Minimum Interval Increments to Unimodal Sequence

Given a sequence of integers \(A_1, A_2, \ldots, A_N\) of length \(N\), you are allowed to perform the following operation any number of times:

• Select an interval \([L,R]\) (with \(1 \le L \le R \le N\)) and increment every number in that interval by \(1\).

Let the sequence after all operations be \(B_1, B_2, \ldots, B_N\). The goal is to achieve a "unimodal" sequence, that is, there must exist an index \(k\) (\(1 \le k \le N\)) such that the first part \(B_1, B_2, \ldots, B_k\) is strictly increasing and the second part \(B_k, B_{k+1}, \ldots, B_N\) is strictly decreasing. Note that the index \(k\) represents the peak and is included in both parts.

Determine the minimum number of operations required.

In other words, you need to find nonnegative integers \(X_i\) (the number of extra increments applied to \(A_i\) to obtain \(B_i = A_i + X_i\)) that can be achieved using contiguous-increment operations. It is known that given a final increase array \(X_1, X_2, \ldots, X_N\), the minimum number of operations necessary is:

\[ \text{cost} = X_1 + \sum_{i=2}^{N}\max(0, X_i - X_{i-1}). \]

Your task is to choose the increments so that \(B\) becomes unimodal and the total cost (i.e. the total number of operations) is minimized.
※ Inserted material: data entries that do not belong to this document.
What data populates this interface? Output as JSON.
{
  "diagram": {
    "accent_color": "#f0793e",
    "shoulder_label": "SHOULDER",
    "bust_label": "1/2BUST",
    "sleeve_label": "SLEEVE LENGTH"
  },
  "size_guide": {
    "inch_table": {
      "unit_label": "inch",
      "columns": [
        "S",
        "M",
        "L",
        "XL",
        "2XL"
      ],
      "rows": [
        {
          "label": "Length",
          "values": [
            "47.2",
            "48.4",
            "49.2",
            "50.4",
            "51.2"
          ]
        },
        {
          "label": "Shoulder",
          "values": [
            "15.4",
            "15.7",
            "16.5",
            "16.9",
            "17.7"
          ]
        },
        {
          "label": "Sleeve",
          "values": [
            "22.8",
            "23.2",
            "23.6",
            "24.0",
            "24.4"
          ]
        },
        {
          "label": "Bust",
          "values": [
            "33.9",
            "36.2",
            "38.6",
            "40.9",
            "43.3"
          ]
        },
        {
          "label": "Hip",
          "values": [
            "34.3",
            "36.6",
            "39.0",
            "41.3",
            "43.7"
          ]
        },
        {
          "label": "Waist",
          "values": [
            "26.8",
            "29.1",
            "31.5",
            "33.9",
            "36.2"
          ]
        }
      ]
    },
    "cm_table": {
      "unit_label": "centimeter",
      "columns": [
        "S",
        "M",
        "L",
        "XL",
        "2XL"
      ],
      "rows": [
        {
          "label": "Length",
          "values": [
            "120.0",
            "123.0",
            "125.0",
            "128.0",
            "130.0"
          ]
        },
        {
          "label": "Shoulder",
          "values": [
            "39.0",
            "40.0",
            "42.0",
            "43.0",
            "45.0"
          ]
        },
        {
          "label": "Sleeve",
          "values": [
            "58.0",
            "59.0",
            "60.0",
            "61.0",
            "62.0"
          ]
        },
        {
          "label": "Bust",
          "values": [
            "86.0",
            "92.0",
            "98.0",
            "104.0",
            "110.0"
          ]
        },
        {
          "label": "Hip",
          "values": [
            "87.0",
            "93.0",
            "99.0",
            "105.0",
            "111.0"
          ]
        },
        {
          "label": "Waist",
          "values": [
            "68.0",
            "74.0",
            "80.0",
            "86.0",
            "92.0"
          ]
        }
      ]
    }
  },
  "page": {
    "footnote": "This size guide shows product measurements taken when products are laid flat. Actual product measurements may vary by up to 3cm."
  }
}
Note: You are only allowed to increase numbers (i.e. you cannot decrement any element).

inputFormat

The first line contains a single integer \(N\) (the length of the sequence).
The second line contains \(N\) space‐separated integers \(A_1, A_2, \ldots, A_N\).

outputFormat

Output a single integer representing the minimum number of operations required to turn the sequence into a unimodal sequence as described.

sample

3
1 2 1

0